Now, from that plot description, you might think that Shooting Heroin is a run-of-the-mill revenge flick but it’s not. It definitely has its pulpy elements but, for the most part, Shooting Heroin is an intelligently written and well-directed look at how the Opioid Epidemic is ravaging communities across America. The film approaches the subject with the type of empathy that, far too often, is missing from films like this. There are no easy villains, the film tells us, and there are also no perfect heroes. Adam, Edward, and Hazel all have their own approaches, each with their own set of strengths and flaws but the ultimate message of the film is that nothing is going to get better until we stop attacking and demonizing one another. That’s an important message and one that, unfortunately, doesn’t get broadcast as much as it should. Far too often, the war on drugs is a war on those members of the community who are at their most vulnerable.

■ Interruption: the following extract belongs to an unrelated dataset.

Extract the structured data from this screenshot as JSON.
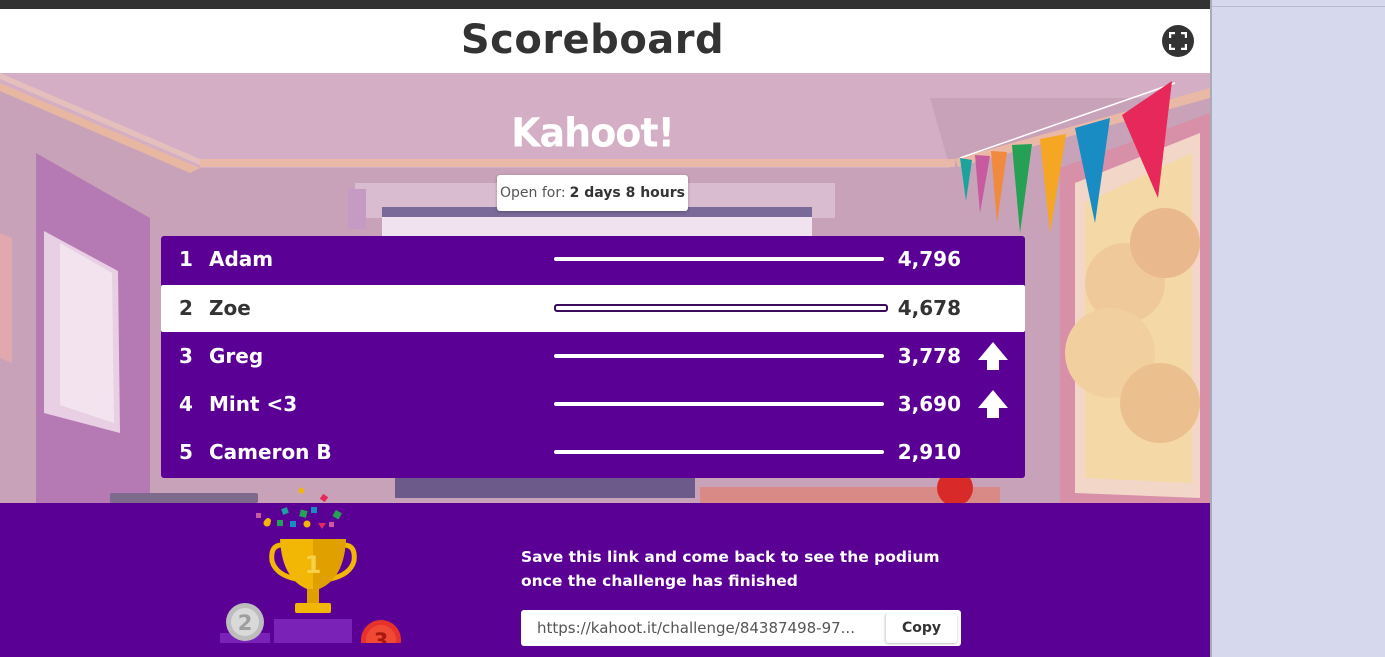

The film is full of familiar faces, with Sherilyn Fenn giving the strongest and most poignant performance as Hazel. There’s something very touching about the combination of Hazel’s determination to get through to teenagers and her total cluelessness about the best way to actually do so. For all of her grief and anger, Hazel remains innocent enough to believe that telling a drug addict that they’re breaking their mother’s heart is the ultimate solution to the crisis. When she joins the task force, she hands out adrenaline shots so that addicts can be revived. When she confronts of a pharmacy worker who has filled an obviously faked prescription, Hazel speaks with the anger of someone who has seen the damage done to her community. When she’s handed a gun, she says that she’s not going to carry anything that can kill. Hazel, like so many people, is just trying to do her best in a unwinnable situation and it’s sometimes both heartbreaking and inspiring to watch her.
Shooting Heroin brings empathy to its look at the Opioid Epidemic, which is something that has been lacking in far too many other examinations of the what’s currently happening in America. What’s happening in middle America is, for many in the political and media establishment, an inconvenient truth. During the Obama years, the Opioid Epidemic was ignored because acknowledging it would have meant acknowledging the failure of Obama’s economic policies. During the Trump years, the victims of the Opioid Epidemic were dismissed by a media and a political class who insisted on viewing every issue through the prism of red state vs. blue state. One can only guess how these ravaged communities will fare during the Biden years, though there’s little reason to be optimistic that a 78 year-old career politician is going to do anything differently from his predecessors. Shooting Heroin is a film about what’s happening today and it’s a film that will leave you thinking about the future.